I agree with what you have said here, and I too feel it is important to accept and perhaps even celebrate the entropic forces you mention. Life does indeed need both the creative and destructive forces, preferably in balance.
The thing is, I also believe in good and evil. This does not mean that I think order is necessarily good, nor chaos necessarily bad. I fully admit that the forces of "evil" make use of extreme order and extreme chaos both. But I do feel, in the depths of my being, that evil tends to favor entropy overall.
Thanks for your comment, and thanks for letting me reference our discussion, SBT.
I don't believe in good and evil (funny, I was just having this discussion with one of my friends) but, having said that, I will agree that much of entropy (death, decay, etc) is not something I like spending a lot of time with. In fact, some of my beloved complexity theorists refer to life as a counter-entropy force. It is all about balance, and you sometimes need to embrace entropy. That doesn't mean you're always going to enjoy it...
Admittedly, proving the existence of real good and evil is probably scientifically impossible. However, I feel it is still a worthy debate, not that you have suggested otherwise.
My response is:
How can you champion the things that you do, without believing they are good? Is it only that they are logical? I do not think so.
I am one of those who truly feels, not just believes or hopes, that there is something inside we humans which both guides us and is in turn nurtured/formed by our thoughts and actions. This is our soul, and mine screams at me to realize that our souls are affected by our thoughts and deeds, that we nurture our soul with goodness, with balance and joy and with love and acceptance and a sense of responsibility and stewardship...and that we taint our souls with hate and anger or vengeance or even self-pity, with the need to control and dominate, to exploit and kill; that our soul might even be destroyable or, worse yet, harvestable.
This is why I keep harping on about how change itself is not of utmost importance right now, but how we go about achieving that change. And it is why I place such importance on spirituality and wisdom, and not just on religion, scholastics and/or intelligence.
I think an adaptation of that old line fits here, "it is not necessary that you believe or take interest in these things, but they do take interest in you".
Thanks for the discussion, Moonraven. It is refreshing to say the least.
Thanks for be clear. You are right--it's a worthy debate and impossible to prove either way.

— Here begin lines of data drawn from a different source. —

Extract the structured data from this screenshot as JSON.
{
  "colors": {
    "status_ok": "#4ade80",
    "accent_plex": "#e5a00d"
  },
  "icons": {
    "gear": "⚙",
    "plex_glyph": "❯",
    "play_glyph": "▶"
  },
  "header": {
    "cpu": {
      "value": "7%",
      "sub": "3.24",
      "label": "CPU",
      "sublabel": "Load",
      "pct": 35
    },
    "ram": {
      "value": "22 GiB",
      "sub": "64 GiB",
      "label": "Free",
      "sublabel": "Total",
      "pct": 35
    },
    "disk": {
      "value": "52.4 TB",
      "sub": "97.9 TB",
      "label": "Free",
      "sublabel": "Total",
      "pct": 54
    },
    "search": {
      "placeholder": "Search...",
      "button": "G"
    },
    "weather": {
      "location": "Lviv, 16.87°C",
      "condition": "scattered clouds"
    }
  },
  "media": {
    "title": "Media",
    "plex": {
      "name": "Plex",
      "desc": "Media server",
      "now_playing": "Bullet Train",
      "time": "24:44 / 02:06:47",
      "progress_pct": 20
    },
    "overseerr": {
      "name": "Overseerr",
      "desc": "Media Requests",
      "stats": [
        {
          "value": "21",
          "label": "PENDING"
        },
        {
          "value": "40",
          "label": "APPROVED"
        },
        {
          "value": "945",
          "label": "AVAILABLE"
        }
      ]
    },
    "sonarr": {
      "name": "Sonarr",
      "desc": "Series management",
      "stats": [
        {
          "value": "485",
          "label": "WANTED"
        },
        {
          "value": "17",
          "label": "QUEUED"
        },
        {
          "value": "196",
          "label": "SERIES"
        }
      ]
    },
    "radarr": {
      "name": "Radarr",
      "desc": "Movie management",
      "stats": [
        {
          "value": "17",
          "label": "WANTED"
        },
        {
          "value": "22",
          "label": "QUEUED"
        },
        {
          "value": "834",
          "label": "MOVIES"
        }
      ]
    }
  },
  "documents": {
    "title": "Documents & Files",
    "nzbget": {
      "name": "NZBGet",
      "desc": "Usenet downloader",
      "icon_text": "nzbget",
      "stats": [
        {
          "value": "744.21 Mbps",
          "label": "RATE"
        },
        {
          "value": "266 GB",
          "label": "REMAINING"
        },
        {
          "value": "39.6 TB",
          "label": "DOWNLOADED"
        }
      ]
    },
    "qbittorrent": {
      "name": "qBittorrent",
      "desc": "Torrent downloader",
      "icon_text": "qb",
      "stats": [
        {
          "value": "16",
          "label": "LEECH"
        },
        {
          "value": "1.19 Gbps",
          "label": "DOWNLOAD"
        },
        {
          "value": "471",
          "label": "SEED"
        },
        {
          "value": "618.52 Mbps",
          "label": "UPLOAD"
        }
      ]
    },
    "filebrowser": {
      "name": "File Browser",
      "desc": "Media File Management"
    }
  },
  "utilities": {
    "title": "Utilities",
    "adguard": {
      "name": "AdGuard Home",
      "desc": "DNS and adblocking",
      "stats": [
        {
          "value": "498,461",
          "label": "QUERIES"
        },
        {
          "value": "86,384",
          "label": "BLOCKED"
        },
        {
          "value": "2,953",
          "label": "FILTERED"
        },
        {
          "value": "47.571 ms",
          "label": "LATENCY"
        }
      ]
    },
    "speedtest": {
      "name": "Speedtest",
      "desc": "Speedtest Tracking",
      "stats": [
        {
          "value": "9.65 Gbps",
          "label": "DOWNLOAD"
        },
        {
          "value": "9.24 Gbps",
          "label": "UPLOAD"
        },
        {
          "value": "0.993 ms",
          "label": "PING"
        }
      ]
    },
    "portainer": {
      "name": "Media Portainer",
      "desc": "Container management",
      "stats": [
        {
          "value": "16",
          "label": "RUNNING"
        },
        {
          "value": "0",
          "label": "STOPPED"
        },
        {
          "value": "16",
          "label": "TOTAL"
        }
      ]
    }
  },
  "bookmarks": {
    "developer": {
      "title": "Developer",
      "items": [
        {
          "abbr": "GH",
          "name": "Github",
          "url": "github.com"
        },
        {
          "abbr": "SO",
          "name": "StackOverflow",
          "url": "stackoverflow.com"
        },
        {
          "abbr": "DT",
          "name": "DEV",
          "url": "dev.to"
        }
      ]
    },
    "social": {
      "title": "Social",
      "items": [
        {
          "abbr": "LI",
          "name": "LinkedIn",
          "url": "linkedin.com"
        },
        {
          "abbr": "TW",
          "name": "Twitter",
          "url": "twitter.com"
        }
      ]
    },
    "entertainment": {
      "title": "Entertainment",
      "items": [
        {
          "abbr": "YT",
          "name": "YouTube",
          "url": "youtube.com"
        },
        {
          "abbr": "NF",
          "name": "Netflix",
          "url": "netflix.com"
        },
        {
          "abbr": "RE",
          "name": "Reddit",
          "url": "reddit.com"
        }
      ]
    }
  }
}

So that I can be clear--I do believe in good and bad things and in moral decisions, it's just that I don't believe in evil as some force, I don't believe in cosmic battles between good and evil, and I don't believe in people as good (at least 'all good') or evil. I believe in fallible human beings, some of whom are doing the best they can and some of whom have been hurt so badly that they end up hurting others.
I don't believe in souls, but I do believe that our thoughts nurture who we are and what we do and working toward joy and love certainly helps us have better lives. I sometimes use the term 'karma'--not about future or past lives, but about how what we do and think now comes back to us later.